As mentioned in Part 2 of the Dr. Steinhoff interview, the ideological differences between the dozens of New Left sects are quite “arcane” to say the least. And yet, there must have been some manner of articulated position to separate one group from another. In order to give some sense of the differences, I have translated this satirical text from Asahi Journal, published on December 29, 1968, about the each group’s hypothetical reaction if the revolution started one morning.
(Text found in the Mainichi publication『連合赤軍・”狼”たちの時代―1969-1975』.)
if the Revolution Suddenly Erupted One Morning
Graffiti in the bathroom of the Law Department at Tokyo University
Minsei (民青): Horrified, they’d rush to call Yoyogi (Japanese Communist Party headquarters), but since they have no idea what is going on, they’d push together all their furniture into a barricade, lock the door, and hide in the closet.
Bund (ブント): They wouldn’t believe the news, exclaiming, “We haven’t finished off the riot police, so there’s no way the revolution has begun!”
Kakumaru (革マル): They’d play it all cool, looking up at the sky and muttering, “Any revolution that we didn’t start could not possibly be real, so we aren’t going to liberate no one from alienation.”
Chūkaku (中核): They’d demand, “Let us join in,” and when denied, would cry, “They are Stalinist agents!” to deaf ears.
(United Socialist) Front (フロント): They’d be busy calling to arrange for teachers to hold a teach-in about the revolution.
Kaihō (解放): They’d keep repeating their one idiot slogan “We’re against the rationalization of revolutionary power!” until everyone finally realized how dumb they are.
ML (マルクス・レーニン主義派): Flustered, they’d call Beijing. But not being able to connect, they’d be completely perplexed: “How could a revolution start without a people’s war?” Then they’d retreat back to the farms with dour faces.
Proletariat Army (プロ軍): They’d say, “What? This is shitty!” and start pouring sulfuric acid into bottles to get ready for the counterrevolution.
Tokyo University Law Department Students (東大法学部学生): A call to the National Personnel Authority (人事院) would not convince them, so they’d go there to directly confirm it themselves. But they’d be terrorized to learn that the Civil Service Exam (国家公務員試験) had been abolished. After pulling themselves together, they’d throw out their statute books (六法全書) and start leafing through works by Stalin, Guevara, and Lenin. But not being able to understand the sentiments, they start preparations to make a placard that reads “Anti-Violence, Anti-Blockade.”

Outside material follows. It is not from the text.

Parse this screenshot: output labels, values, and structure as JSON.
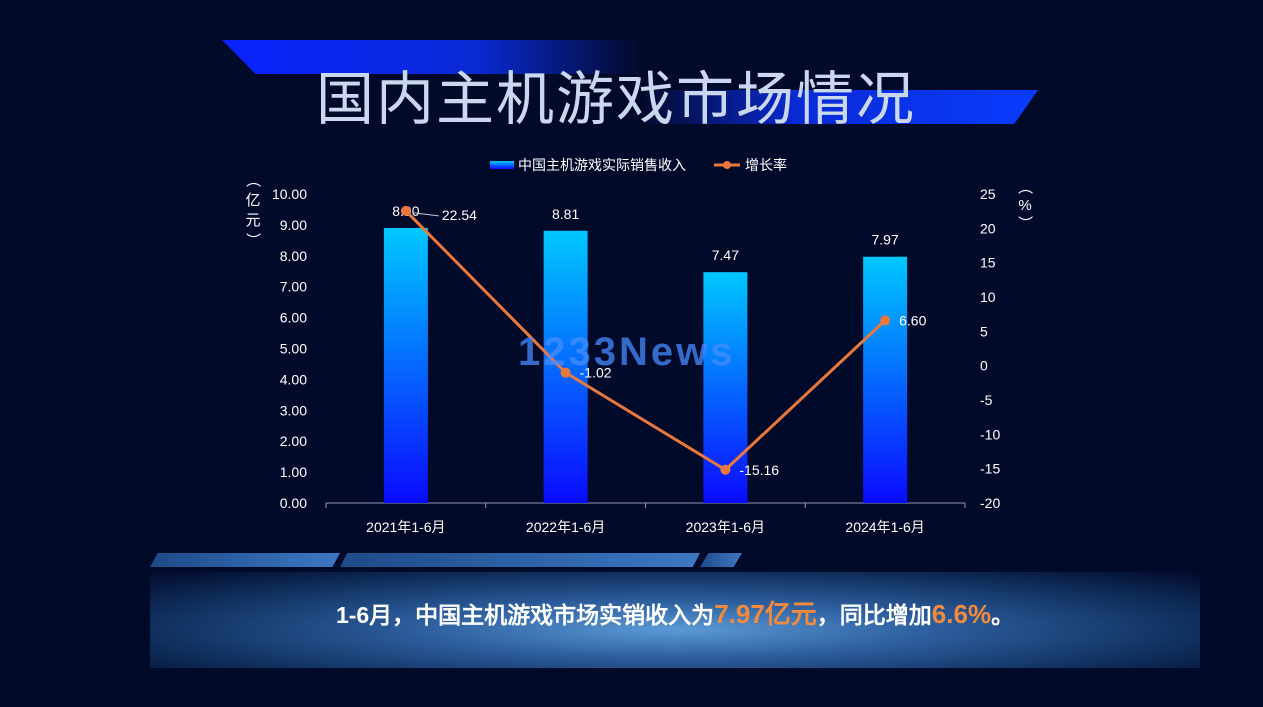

1. Minsei (民青) is the nickname for the Democratic Youth League of Japan (日本民主青年同盟) — a junior organization of the Japanese Communist Party. They were non-New Left student activists.
2. Kakumaru and Chūkaku are two factions of the Revolutionary Communist League that have been at war with each other for decades.
3. Front were the “Socialist League” and believed in “structural reform.”
4. Kaihō — meaning “liberation” — were an extremist offshoot of the Japan Socialist Party-affiliated Japan Socialist Youth League (日本社会主義青年同盟) nicknamed Shaseidō (社青同).
5. ML were an offshoot of Bund who took up Maoist ideology.
6. Pro-gun were Fourth Internationalist Trotskyites.
7. The Japanese bureaucracy has traditionally come from the Law Department of Tokyo University.